Thursday, January 11, 2018

28 Days later

  It has been 28 days since everything took a giant dump. 28 days since I was taken by ambulance to the hospital with a herniated disc, four bulging disks, pinched sciatic and genital root nerves. 28 days since I've  worked, played normally with my kids or stood to hug my wife for more than 5 seconds.

  In the last 28 days, my Grandmother, the woman that takes up an unreal amount of space in my heart, was admitted to the ICU with pneumonia, active tuberculosis and 4 broken ribs. She was given 6 to 48 hours to live. In the last 28 days, she was transferred to another hospital, told she does not have TB and that she would be home in a week or two. But now, TB has now been confirmed and we still have no idea when or if she will ever get better.

  My wife, that has been taking care of me, our children and her patients, basically single handed for the last 28 days, developed shingles on her face and near her eye. Could it have come from the stress of dressing and caring for her broken husband? Or continuing to work while getting Drake to and from school and tending to Clyde, the needy Mamma's boy? Could have been from the stress of running this household all by herself for the last 28 days? Yeah... Probably all of that.

  In the last 28 days, Clyde was diagnosed with croup. High fevers. Coughing and gagging until vomit flowed from his tiny little mouth. Multiple nebulizer treatments a day just to give his little lungs a tiny break from the painful, never ending coughing that doesn't seem to break up... Ever.

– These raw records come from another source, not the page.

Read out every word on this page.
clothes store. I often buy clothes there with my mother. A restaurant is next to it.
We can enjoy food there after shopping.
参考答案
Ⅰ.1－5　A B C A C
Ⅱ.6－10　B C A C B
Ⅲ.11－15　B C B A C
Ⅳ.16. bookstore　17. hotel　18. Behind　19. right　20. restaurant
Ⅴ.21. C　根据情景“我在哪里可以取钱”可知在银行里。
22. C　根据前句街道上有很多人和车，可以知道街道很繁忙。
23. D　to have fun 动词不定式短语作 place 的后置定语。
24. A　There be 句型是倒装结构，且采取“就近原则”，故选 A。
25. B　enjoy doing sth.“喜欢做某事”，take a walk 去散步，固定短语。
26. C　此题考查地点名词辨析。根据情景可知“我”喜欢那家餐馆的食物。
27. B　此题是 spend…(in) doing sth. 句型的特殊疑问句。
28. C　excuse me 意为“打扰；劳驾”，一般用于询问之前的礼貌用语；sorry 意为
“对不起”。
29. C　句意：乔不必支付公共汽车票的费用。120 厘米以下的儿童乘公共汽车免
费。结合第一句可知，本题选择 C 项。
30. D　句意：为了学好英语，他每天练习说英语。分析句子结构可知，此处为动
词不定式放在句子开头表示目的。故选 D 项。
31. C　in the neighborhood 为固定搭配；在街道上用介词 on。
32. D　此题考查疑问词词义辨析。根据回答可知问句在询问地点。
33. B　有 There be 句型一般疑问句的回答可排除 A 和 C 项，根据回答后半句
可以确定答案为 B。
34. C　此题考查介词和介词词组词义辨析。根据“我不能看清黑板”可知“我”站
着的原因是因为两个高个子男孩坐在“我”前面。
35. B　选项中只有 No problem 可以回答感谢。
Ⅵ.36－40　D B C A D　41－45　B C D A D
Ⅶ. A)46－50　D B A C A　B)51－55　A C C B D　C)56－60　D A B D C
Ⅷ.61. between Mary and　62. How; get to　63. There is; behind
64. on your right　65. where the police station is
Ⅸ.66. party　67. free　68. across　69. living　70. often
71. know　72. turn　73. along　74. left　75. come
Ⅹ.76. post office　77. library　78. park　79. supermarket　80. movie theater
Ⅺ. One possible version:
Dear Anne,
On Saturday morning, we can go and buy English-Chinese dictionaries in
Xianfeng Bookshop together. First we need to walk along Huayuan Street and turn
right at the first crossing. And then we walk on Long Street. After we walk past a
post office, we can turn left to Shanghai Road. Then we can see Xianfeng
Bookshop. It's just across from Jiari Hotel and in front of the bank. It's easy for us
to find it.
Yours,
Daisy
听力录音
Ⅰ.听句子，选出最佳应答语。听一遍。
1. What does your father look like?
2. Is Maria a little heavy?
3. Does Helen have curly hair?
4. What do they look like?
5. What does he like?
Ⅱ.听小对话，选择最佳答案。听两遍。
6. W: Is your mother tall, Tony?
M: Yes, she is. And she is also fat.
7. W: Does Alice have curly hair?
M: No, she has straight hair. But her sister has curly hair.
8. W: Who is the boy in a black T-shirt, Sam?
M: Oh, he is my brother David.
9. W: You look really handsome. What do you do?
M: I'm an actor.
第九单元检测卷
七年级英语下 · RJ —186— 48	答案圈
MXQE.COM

  In the last 28 days Drake has been sick more than he has been well. More snot, fevers, coughs, sneezes and headaches in 28 days than he has ever had in his short little life.

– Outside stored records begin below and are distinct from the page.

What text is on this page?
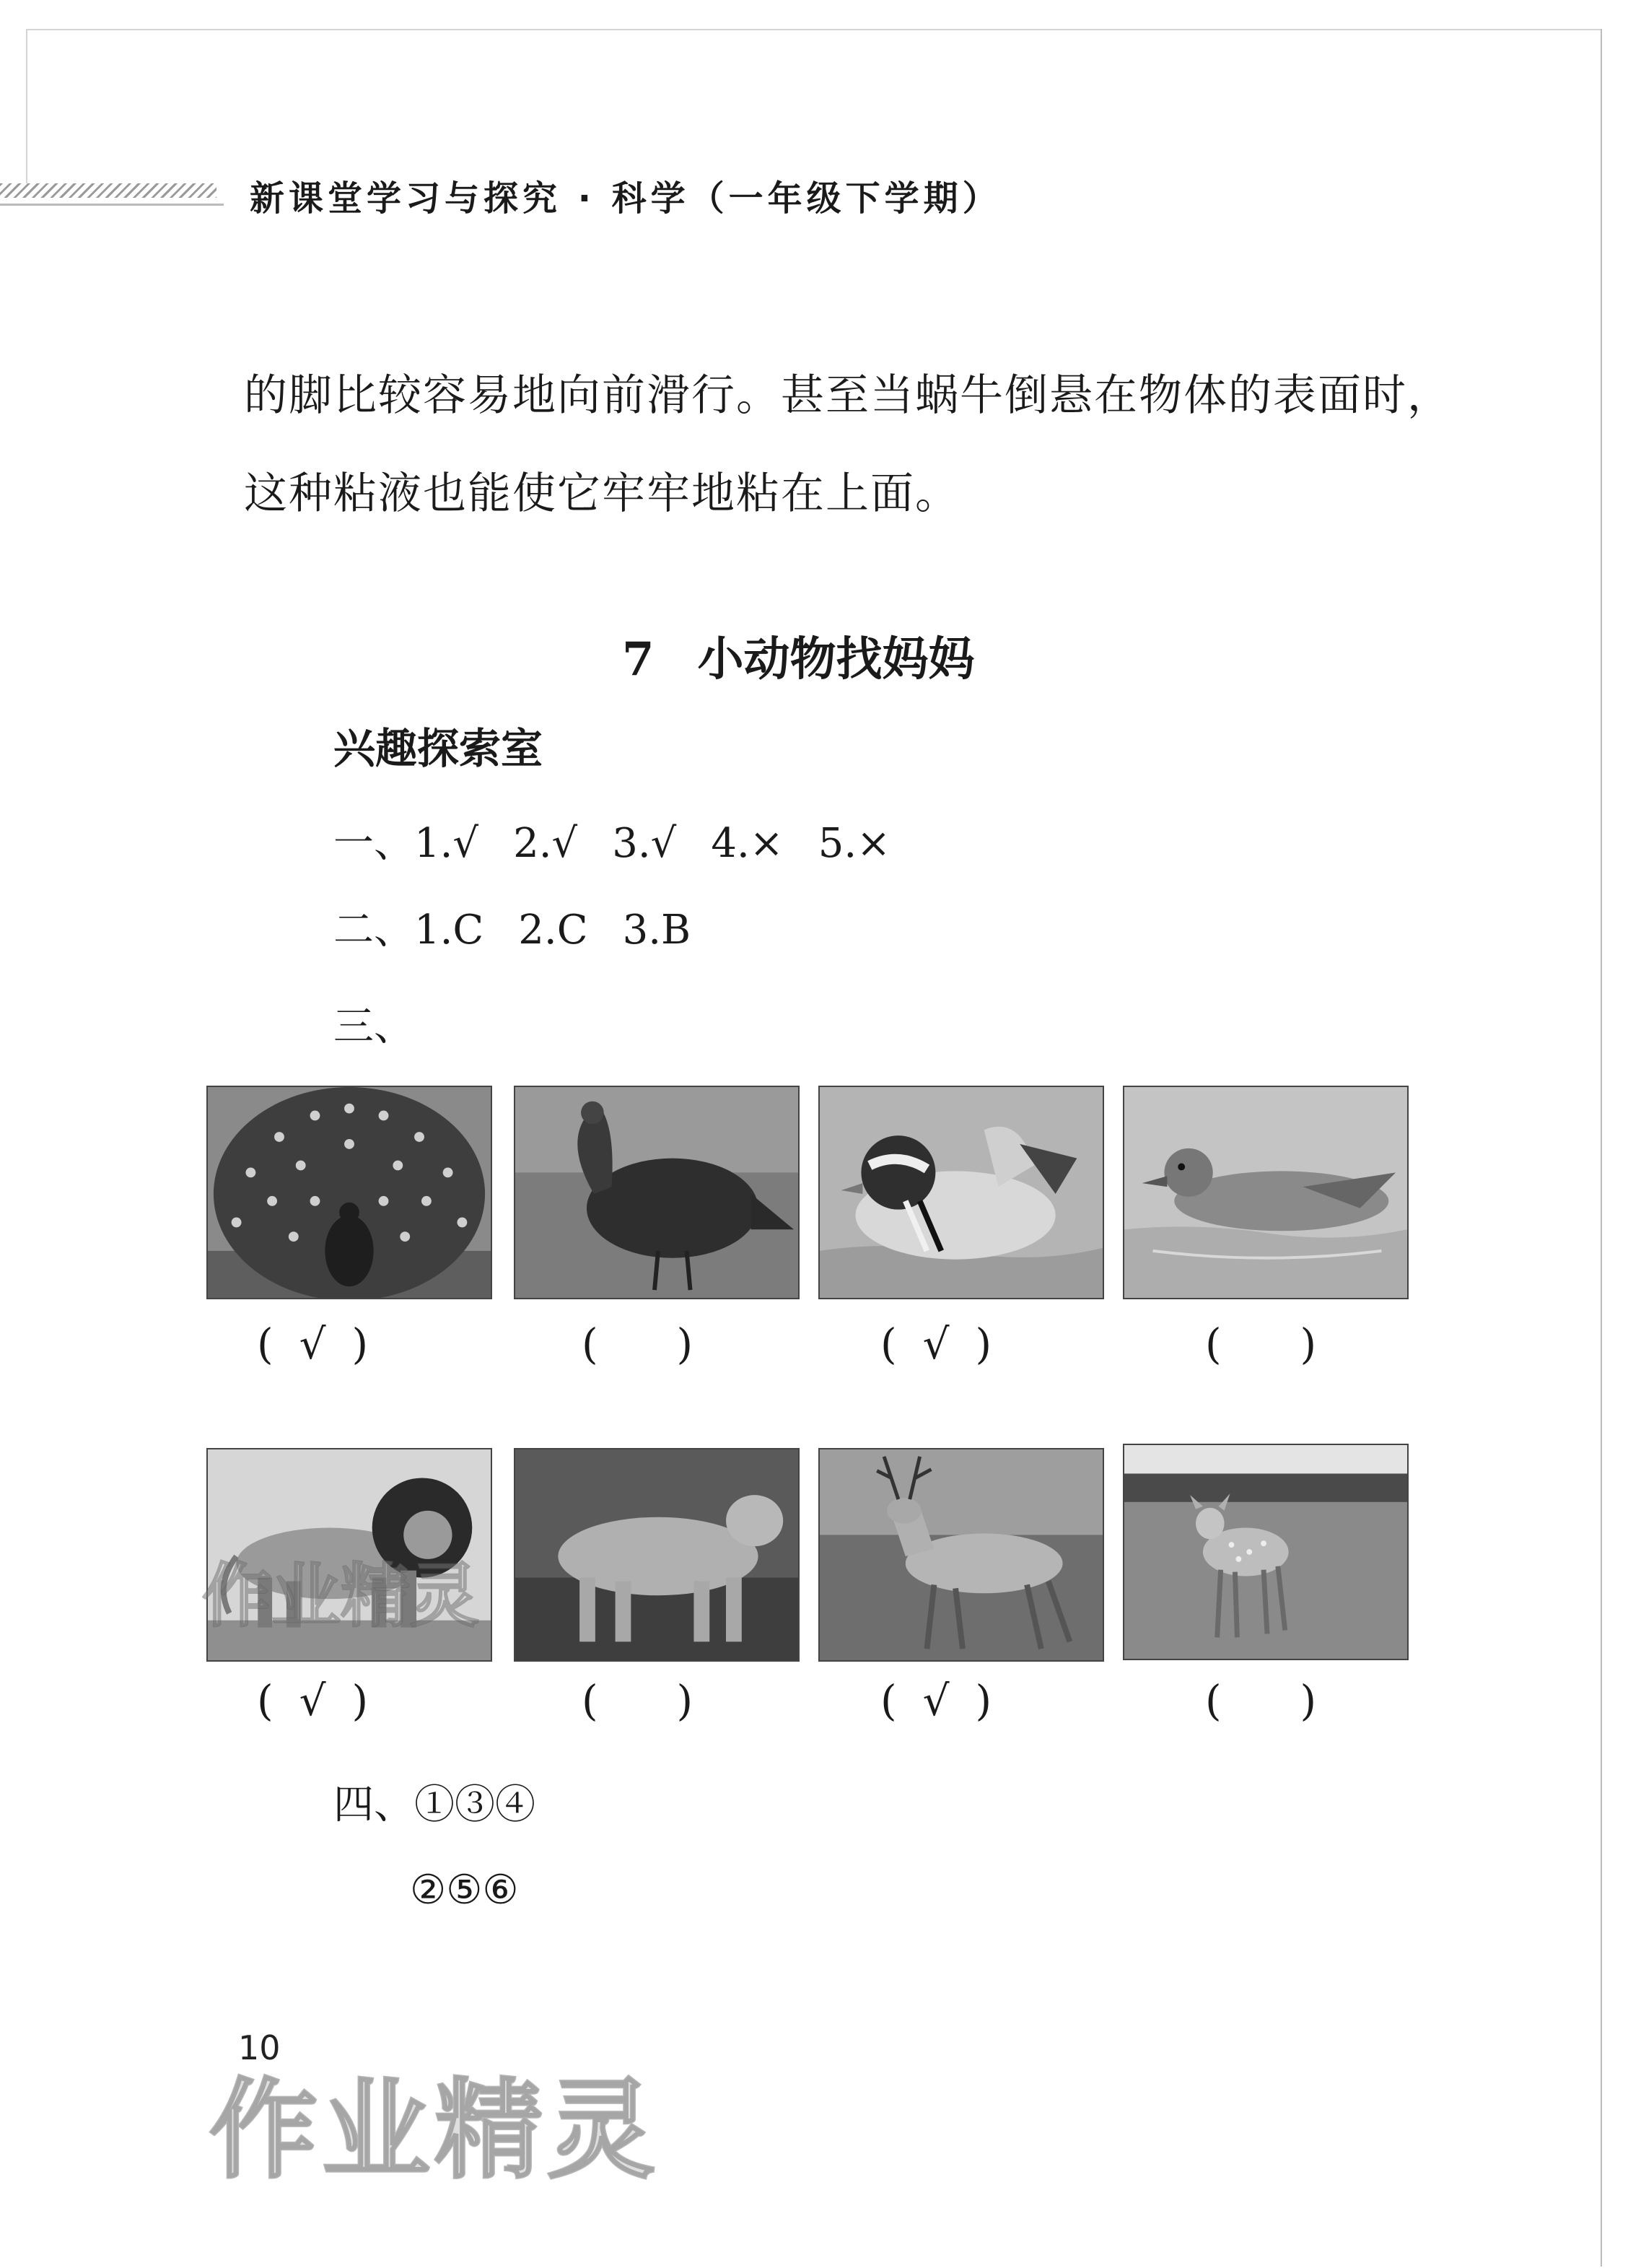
新课堂学习与探究 · 科学（一年级下学期）
的脚比较容易地向前滑行。甚至当蜗牛倒悬在物体的表面时，
这种粘液也能使它牢牢地粘在上面。
7 小动物找妈妈
兴趣探索室
一、1.√ 2.√ 3.√ 4.× 5.×
二、1.C 2.C 3.B
三、
( √ )	(  )	( √ )	(  )
( √ )	(  )	( √ )	(  )
作业精灵
四、①③④
②⑤⑥
10
作业精灵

  In the last 28 days we have received phone calls informing us of loved ones being diagnosed with cancer. We have received saddening calls regarding the poor health of even more loved ones. I have received messages that old friends with substance abuse issues have left this earth. We have received messages that the marriages of loved ones were in jeopardy and some have even ended. I have gotten calls from loved ones looking to me to comfort their depression and suicidal thoughts, while I have been trying to handle my own.

  In the last 28 days I have struggled with feeling completely useless. I am constantly worried if we can get out of the hole we are digging. I have struggled with the fact that an emogi on a facebook page somehow counts as caring rather than actual human contact or a phone call. I have struggled with feeling alone even when I know we are not.

  In the last 28 days our furnace literally burned out on a -10 degree day. We were charged $250 more than we were quoted. Our snow blower broke in the midst of a heavy snow accumulation. I have no income and Sarah has had to miss a ridiculous amount of time to care for all of us. Our credit cards have all reached their maximum limit and in 28 days we have added to a debt that we have been working hard on ridding ourselves of.

  In the last 28 days we have cried, worried, panicked, cried some more, screamed, worried some more, been frustrated, cried, and then panicked a little more.

  In the last 28 days my neighbor has kept my driveway clear because I couldn't.
My bestest friends have come by, just to keep me company for a few minutes.
They have rallied people to fix my snow blower and plow my driveway.
They have picked my son up from school when I couldn't.
Those same friends have called and texted just to see if we needed anything.
A friend that hardly knows me sent us an amazing monetary Christmas gift that eased some of our financial burden.
My sister, brother in law and parents went above and beyond to make sure my kids had an awesome Christmas.

  In between coughs and breathing treatments, Clyde still has the ability to make us laugh. When he's not sneezing, coughing or blowing his nose, Drake still makes time to take care of us and is right there with hugs and kind words. Even though my body is broken and her face feels like it is on fire, Sarah and I are still in love as much as we were the first day we knew. Even when the world seems to be crashing all around us, we succeed in keeping each other comforted. We still make each other laugh when the world seems determined to keep us in tears. On days when it is hard to feel any sense of hope, right when we need it the most, the people around us prove that there is still good, caring people in the world. People that I am so unbelievably thankful for.

  So even in a torrential downpour of shittiness, we can still find reasons to smile.